Publication

Background Although disease in a majority of rheumatoid arthritis (RA) patients is often initially limited to one or a few joints, currently approved medications including anti-tumor necrosis factor-α antibody (α-TNF) are injected systemically. Given that α-TNF systemic injection typically does not cure RA and involves risk of treatment-related adverse events, one possible approach to enhance therapeutic efficacy and reduce α-TNF systemic exposure is to retain the antibodies in arthritic joints after local administration. The aim of this study was to evaluate the approach of conferring extracellular matrix (ECM) binding affinity to α-TNF antibodies in a RA model. Methods α-TNF was chemically conjugated with a promiscuous ECM-binding peptide derived from placenta growth factor 2 (PlGF-2123-144). The binding activity of PlGF-2123-144-conjugated α-TNF (PlGF-2123-144-α-TNF) against ECM proteins was assessed by ELISA and by immunostaining on human cartilage specimens. The effect of conjugation on antibody function was assessed as a neutralizing activity against osteoclast differentiation. Retention at the injection site and therapeutic efficacy of PlGF-2123-144-α-TNF were tested in a collagen antibody-induced arthritis (CAIA) model in the mouse. Results PlGF-2123-144 peptide conjugation conferred α-TNF with affinity to ECM proteins without impairment of antigen recognition.
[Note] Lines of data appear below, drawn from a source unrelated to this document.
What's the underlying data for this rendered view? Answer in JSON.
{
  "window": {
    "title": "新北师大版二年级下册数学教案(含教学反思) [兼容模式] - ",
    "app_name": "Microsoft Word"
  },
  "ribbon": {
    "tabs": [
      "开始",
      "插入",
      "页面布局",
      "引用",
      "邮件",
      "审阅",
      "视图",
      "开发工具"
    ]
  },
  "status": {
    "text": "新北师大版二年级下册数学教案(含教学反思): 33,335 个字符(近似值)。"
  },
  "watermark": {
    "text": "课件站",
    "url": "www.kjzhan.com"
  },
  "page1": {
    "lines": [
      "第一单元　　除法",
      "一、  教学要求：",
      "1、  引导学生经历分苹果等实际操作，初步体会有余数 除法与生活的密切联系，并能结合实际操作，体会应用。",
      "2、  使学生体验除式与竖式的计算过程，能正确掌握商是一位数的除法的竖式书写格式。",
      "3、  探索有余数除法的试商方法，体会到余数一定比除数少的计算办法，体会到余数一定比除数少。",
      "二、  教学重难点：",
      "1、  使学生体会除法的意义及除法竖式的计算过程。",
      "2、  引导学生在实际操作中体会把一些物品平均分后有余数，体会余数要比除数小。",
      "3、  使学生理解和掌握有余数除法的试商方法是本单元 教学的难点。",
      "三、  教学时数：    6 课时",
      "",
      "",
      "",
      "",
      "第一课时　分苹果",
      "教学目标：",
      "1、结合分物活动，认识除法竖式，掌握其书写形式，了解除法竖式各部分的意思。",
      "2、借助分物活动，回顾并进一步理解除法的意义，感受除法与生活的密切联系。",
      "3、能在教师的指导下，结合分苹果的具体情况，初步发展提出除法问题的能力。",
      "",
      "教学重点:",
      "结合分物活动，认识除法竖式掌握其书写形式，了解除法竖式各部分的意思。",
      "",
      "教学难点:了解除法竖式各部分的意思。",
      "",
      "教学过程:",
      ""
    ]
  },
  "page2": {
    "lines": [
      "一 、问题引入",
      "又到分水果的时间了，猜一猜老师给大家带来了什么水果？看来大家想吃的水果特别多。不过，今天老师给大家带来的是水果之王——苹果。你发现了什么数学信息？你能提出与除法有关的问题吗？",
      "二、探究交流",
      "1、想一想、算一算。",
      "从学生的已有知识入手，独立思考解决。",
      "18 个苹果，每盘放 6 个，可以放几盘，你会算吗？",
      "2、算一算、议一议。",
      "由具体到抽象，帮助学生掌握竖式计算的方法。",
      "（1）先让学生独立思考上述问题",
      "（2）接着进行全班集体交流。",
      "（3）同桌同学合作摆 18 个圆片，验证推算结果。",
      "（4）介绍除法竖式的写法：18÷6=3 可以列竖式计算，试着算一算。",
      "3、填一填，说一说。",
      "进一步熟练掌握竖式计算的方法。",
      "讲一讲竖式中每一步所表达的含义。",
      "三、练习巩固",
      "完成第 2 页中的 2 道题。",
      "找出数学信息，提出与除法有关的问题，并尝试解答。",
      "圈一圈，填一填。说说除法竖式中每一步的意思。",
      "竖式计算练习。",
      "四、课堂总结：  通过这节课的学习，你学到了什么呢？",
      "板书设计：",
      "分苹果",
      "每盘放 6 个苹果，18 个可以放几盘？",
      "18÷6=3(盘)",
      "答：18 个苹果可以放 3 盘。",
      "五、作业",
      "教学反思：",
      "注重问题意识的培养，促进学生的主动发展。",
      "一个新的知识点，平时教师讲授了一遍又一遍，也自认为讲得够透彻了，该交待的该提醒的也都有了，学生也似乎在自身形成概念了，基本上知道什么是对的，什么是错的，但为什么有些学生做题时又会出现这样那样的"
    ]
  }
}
PlGF-2123-144-α-TNF locally injected at a paw in the CAIA model was retained for at least 96 h at the injection site, whereas unmodified α-TNF was dispersed rapidly after injection. Local treatment with unmodified α-TNF did not suppress the arthritis score relative to isotype controls. By contrast, local administration of PlGF-2123-144-α-TNF suppressed arthritis development almost completely in the treated paw even at a 1000× lower dose. Conclusion These data demonstrate that retention of α-TNF in arthritic joints can suppress arthritis development and enhance therapeutic efficacy. This simple bioengineering approach of ECM-binding peptide conjugation offers a powerful and clinically translational approach to treat RA.